Tags: Climate Change, linear regression, math, science, statistics
My job is to foretell the future.
No, I’m not like Miss Cleo. I don’t own a crystal ball or use chicken bones or practice astrology. I don’t receive prophetic visions of impending doom. No, my tools for seeing into the future are found in the realm of mathematics.
I provide much of the statistical background when it comes to forecasting for the multi-billion dollar medical device company for whom I am employed. I work heavily with regression analysis to do this form of numerical soothsaying and have developed a fairly good understanding of the behind-the-scenes processes needed to use these methods. My education background is firmly rooted in this area, with a bachelor’s degree in mathematics and graduate work in statistics, so my life and livelihood are based in the power of numbers.

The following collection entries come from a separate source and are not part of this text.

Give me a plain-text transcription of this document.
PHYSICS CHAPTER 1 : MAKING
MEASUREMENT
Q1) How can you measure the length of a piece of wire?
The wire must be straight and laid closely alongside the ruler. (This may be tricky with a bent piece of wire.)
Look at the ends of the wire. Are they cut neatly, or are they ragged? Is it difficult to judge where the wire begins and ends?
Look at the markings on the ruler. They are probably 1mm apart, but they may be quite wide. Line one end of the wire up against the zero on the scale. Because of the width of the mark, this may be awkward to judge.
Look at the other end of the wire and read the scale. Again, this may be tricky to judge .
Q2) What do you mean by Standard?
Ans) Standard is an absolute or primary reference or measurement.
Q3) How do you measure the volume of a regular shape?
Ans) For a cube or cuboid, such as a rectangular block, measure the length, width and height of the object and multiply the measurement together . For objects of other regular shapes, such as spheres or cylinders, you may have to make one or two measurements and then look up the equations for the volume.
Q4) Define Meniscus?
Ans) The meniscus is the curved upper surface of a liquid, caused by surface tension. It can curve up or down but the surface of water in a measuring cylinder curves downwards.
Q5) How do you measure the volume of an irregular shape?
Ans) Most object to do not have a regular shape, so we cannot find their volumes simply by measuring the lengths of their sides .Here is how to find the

Thus, I was a bit dismayed to read about the criticism that had been leveled at a few climate scientists over a series of emails that were hacked and stolen. Now, I do not understand all of the intricacies of the science, I don’t claim to know anything about their data collection techniques, nor have I sifted through the piles of data upon which they base their hypotheses, but my ears perked up when talk turned to their statistical methods, especially when one hears the vehemence with which critics based their accusations.
There are two points that immediately come to mind when I think of this case:
1. There is no perfect statistical method. Regardless of the model used or the amount of data collected, there is always room for error. Statisticians can account for this with a probable range of error, but that fact is often overlooked by critics in their zeal for proving an opponent wrong.
2. When forecasting the future, “massaging” the data to fit an obvious trend is often needed. Many times you will find unforecasted anomalies (whether too high or too low) in the data which could skew your statistical model and give an unrealistic forecast. In order to combat this, a statistician may either remove the data point completely or replace it with a more realistic value.
Climate science is a complicated field and one that I certainly do not know enough about to comment. The multiple variables involved in building a statistical model for this sort of event is far more complicated than the regression models I employ. I can imagine that it is an exceedingly difficult field to predict and one fraught with uncertainty, but certainly not one that is impossible.
And I think that if everyone had at least a basic understanding of statistics this debate would be far different and much more productive.